Our study shows that 35.6% of patients had a relapse during the study. Disease progression was associated with elevated fecal calprotectin, C-reactive protein and UCEIS score) during the 12 months of the study. As in other studies, serum and fecal inflammatory biomarkers (CRP, fecal calprotectin) were also compared with endoscopic appearance to monitor disease activity [4,5,6]. In our study, the association of FC with UCEIS was not significant for disease relapsing compared to CRP which had a better correlation with UCEIS. The two endoscopic experts used the UCEIS endoscopic score to establish the presence of disease activity, without knowing the patient’s biological parameters.

Several studies have shown that fecal markers such as calprotectin and hemoglobin concentration could also be correlated with MES [5,6,7]. In our study, patients with low hemoglobin values associated a new relapse. Regarding to the endoscopic activity scores, UCEIS, shows a significant correlation with levels of FC, according to the observations of previous studies [1,2,3,4,5,6,7,8]. Another parameter followed in our study is SCCAI, which correlates with UCEIS and FC, CRP and hemoglobin values. In 2018, MShoichiro and colleagues demonstrated that fecal markers are the most sensitive tools for detecting macroscopic inflammation and are correlated with UCEIS [3]. Following this study, we observed that for our group of patients the cut-off values of fecal calprotectin, CRP and hemoglobin were 88 µg/g, 5.5 mg/dL and 11.9 g/dL, respectively.

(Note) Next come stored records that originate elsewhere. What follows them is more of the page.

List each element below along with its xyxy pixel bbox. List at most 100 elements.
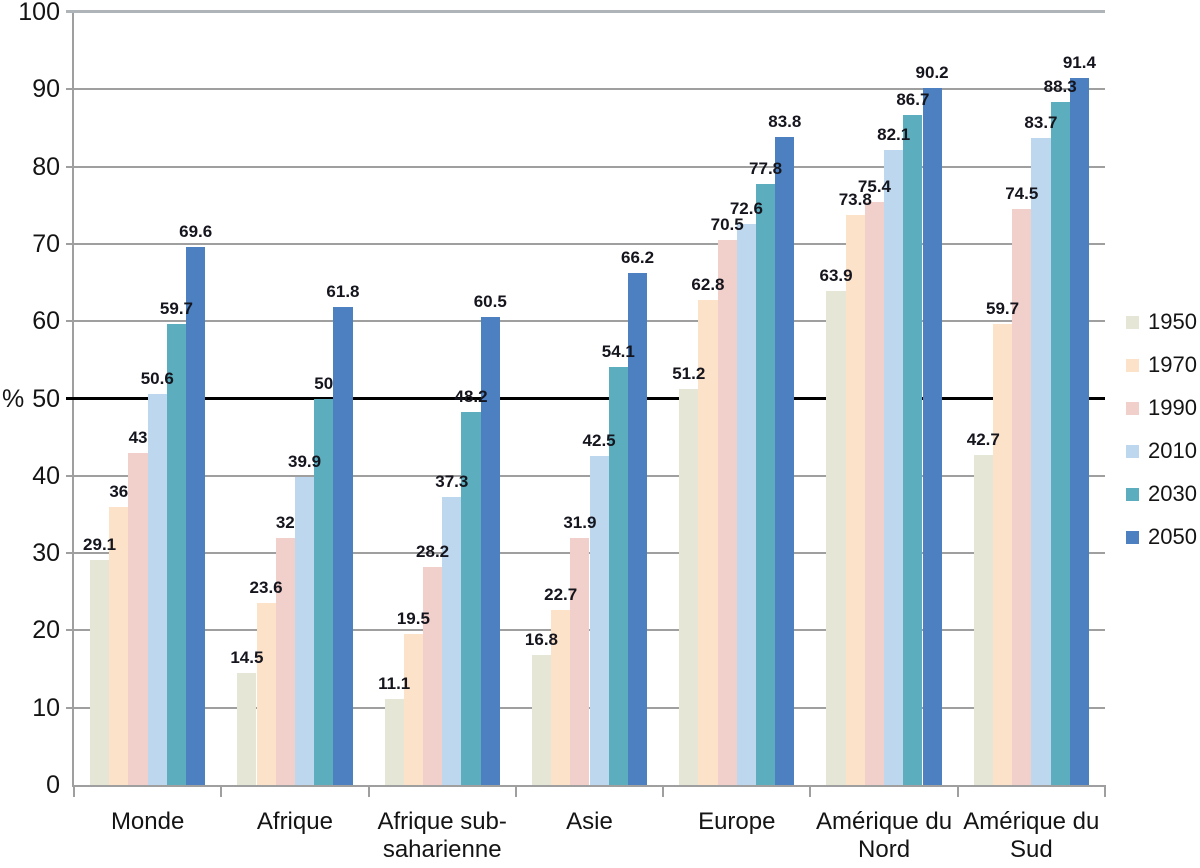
value-label-2030-Europe: 77.8 — [749, 158, 783, 178]
x-axis-label-3: Asie — [566, 808, 613, 835]
value-label-2010-Asie: 42.5 — [582, 431, 616, 451]
bar-2010-Monde — [147, 393, 167, 785]
value-label-1970-Amérique du Nord: 73.8 — [838, 189, 872, 209]
bar-2050-Europe — [775, 137, 795, 785]
legend-label-2010: 2010 — [1148, 438, 1197, 463]
legend-label-2050: 2050 — [1148, 524, 1197, 549]
value-label-2030-Amérique du Sud: 88.3 — [1043, 77, 1077, 97]
y-axis-tick-label-90: 90 — [32, 75, 60, 104]
legend-swatch-2030 — [1126, 487, 1139, 501]
bar-2010-Afrique sub-saharienne — [442, 496, 462, 785]
bar-1990-Asie — [570, 538, 590, 785]
bar-1970-Amérique du Sud — [992, 323, 1013, 785]
value-label-1990-Europe: 70.5 — [710, 215, 744, 235]
value-label-2030-Asie: 54.1 — [601, 341, 635, 361]
x-axis-tick-1 — [220, 785, 223, 797]
y-axis-tick-label-70: 70 — [32, 229, 60, 258]
plot-area: 29.1 36 43 50.6 59.7 69.6 14.5 23.6 32 39.9 50 61.8… — [66, 10, 1106, 797]
bar-1950-Amérique du Nord — [826, 291, 846, 785]
y-axis-tick-label-50: 50 — [32, 384, 60, 413]
bar-1950-Europe — [679, 389, 699, 785]
x-axis-label-6: Amérique du Sud — [963, 808, 1100, 863]
value-label-1970-Asie: 22.7 — [544, 584, 578, 604]
x-axis-label-1: Afrique — [256, 808, 333, 835]
value-label-1970-Afrique: 23.6 — [249, 577, 283, 597]
value-label-1970-Afrique sub-saharienne: 19.5 — [396, 609, 430, 629]
legend-swatch-1970 — [1126, 358, 1139, 372]
legend-swatch-1990 — [1126, 401, 1139, 415]
bar-2050-Asie — [627, 273, 648, 785]
value-label-2010-Monde: 50.6 — [140, 368, 174, 388]
value-label-1970-Monde: 36 — [109, 481, 129, 501]
value-label-1990-Afrique sub-saharienne: 28.2 — [416, 542, 450, 562]
value-label-1950-Europe: 51.2 — [672, 364, 706, 384]
gridline-70 — [66, 242, 1105, 245]
bar-2050-Amérique du Sud — [1069, 78, 1089, 785]
gridline-60 — [66, 320, 1105, 323]
y-axis-tick-label-80: 80 — [32, 152, 60, 181]
bar-1950-Afrique sub-saharienne — [384, 699, 404, 785]
bar-2010-Amérique du Nord — [884, 150, 904, 785]
value-label-1950-Amérique du Nord: 63.9 — [819, 266, 853, 286]
value-label-2030-Afrique sub-saharienne: 48.2 — [454, 387, 488, 407]
value-label-2030-Afrique: 50 — [314, 373, 334, 393]
bar-1990-Monde — [128, 452, 148, 785]
y-axis-tick-label-0: 0 — [46, 771, 60, 799]
value-label-2050-Amérique du Sud: 91.4 — [1062, 53, 1096, 73]
gridline-40 — [66, 474, 1105, 477]
value-label-2010-Afrique sub-saharienne: 37.3 — [435, 471, 469, 491]
y-axis-tick-label-40: 40 — [32, 461, 60, 490]
x-axis-tick-2 — [367, 785, 370, 797]
value-label-2050-Asie: 66.2 — [620, 248, 655, 268]
x-axis-tick-7 — [1104, 785, 1106, 797]
legend-label-1950: 1950 — [1148, 309, 1197, 334]
legend-swatch-1950 — [1126, 315, 1139, 329]
bar-1950-Afrique — [237, 672, 257, 785]
x-axis-label-0: Monde — [110, 808, 185, 835]
value-label-2010-Europe: 72.6 — [729, 198, 763, 218]
value-label-2030-Amérique du Nord: 86.7 — [896, 89, 930, 109]
bar-2030-Afrique sub-saharienne — [461, 412, 481, 785]
value-label-2050-Europe: 83.8 — [768, 112, 802, 132]
bar-1950-Amérique du Sud — [973, 454, 993, 785]
value-label-2030-Monde: 59.7 — [159, 298, 193, 318]
x-axis-tick-6 — [956, 785, 959, 797]
value-label-2050-Monde: 69.6 — [179, 222, 213, 241]
value-label-1990-Amérique du Nord: 75.4 — [857, 177, 891, 197]
bar-1970-Asie — [551, 609, 571, 785]
bar-2010-Asie — [589, 456, 609, 785]
bar-1970-Afrique — [256, 602, 276, 785]
value-label-1970-Amérique du Sud: 59.7 — [985, 298, 1020, 318]
bar-2050-Afrique sub-saharienne — [480, 317, 500, 785]
bar-1950-Asie — [531, 655, 552, 785]
bar-2010-Afrique — [294, 476, 315, 785]
bar-1990-Amérique du Nord — [864, 202, 885, 785]
value-label-1950-Afrique: 14.5 — [230, 647, 264, 667]
y-axis-tick-label-20: 20 — [32, 616, 60, 645]
bar-2010-Europe — [736, 223, 756, 785]
bar-2030-Monde — [166, 323, 187, 785]
y-axis-tick-label-10: 10 — [32, 693, 60, 722]
bar-1970-Monde — [109, 506, 129, 785]
value-label-1990-Monde: 43 — [128, 427, 148, 447]
bar-2030-Amérique du Nord — [903, 114, 923, 785]
value-label-2010-Amérique du Nord: 82.1 — [877, 125, 911, 145]
gridline-90 — [66, 88, 1105, 91]
legend-item-1950: 1950 — [1126, 308, 1197, 336]
x-axis-label-4: Europe — [698, 808, 776, 835]
bar-1990-Afrique — [275, 537, 295, 785]
reference-line-50 — [66, 397, 1105, 400]
bar-1990-Afrique sub-saharienne — [423, 567, 443, 785]
legend-swatch-2010 — [1126, 444, 1139, 458]
y-axis-tick-label-100: 100 — [18, 0, 60, 26]
bar-2050-Monde — [186, 247, 206, 785]
value-label-1990-Amérique du Sud: 74.5 — [1005, 184, 1039, 204]
bar-1990-Europe — [717, 240, 737, 785]
bar-1970-Europe — [698, 299, 718, 785]
bar-1970-Amérique du Nord — [845, 214, 865, 785]
x-axis-label-5: Amérique du Nord — [816, 808, 953, 863]
x-axis-tick-0 — [73, 785, 75, 797]
bar-2050-Amérique du Nord — [922, 87, 942, 785]
bar-2030-Amérique du Sud — [1050, 102, 1070, 785]
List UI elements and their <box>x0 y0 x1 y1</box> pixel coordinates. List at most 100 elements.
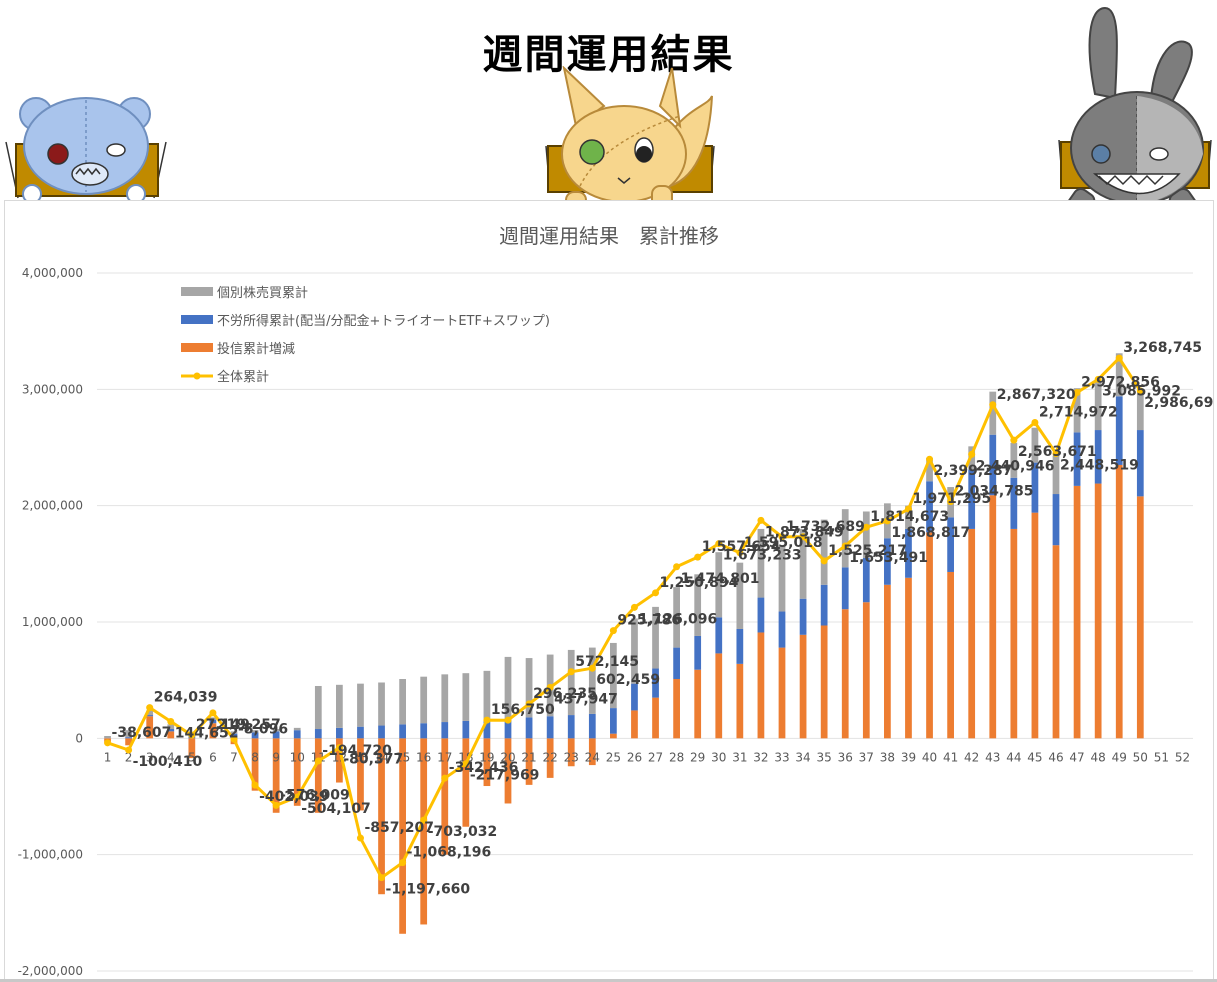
x-tick-label: 6 <box>209 750 217 764</box>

We observed in our study that the relapse of the disease is associated with the patient’s age, but also with the extent of the disease (E2-E3), these predictive parameters of the recurrence of ulcerative colitis were highlighted in other studies [13].The limitation of this study is related to the small number of patients, the relatively short study period (12 months) and that it was conducted in a single center that can reduce heterogeneity. Clinicians have tried to find clues that they have validated or need to be validated by the best statistical criteria. These will help to establish the therapeutic behavior, but will also encourage doctors to make efforts in appropriate treatment goals, leading to the improvement of the evolution of patients with IBD, but also of their quality of life.

In conclusion, we showed in this study that a relapse was independently associated with the extension of the disease (E2-E3), increased FC level, C reactive protein, hemoglobin concentration, SCCAI index and UCEIS score.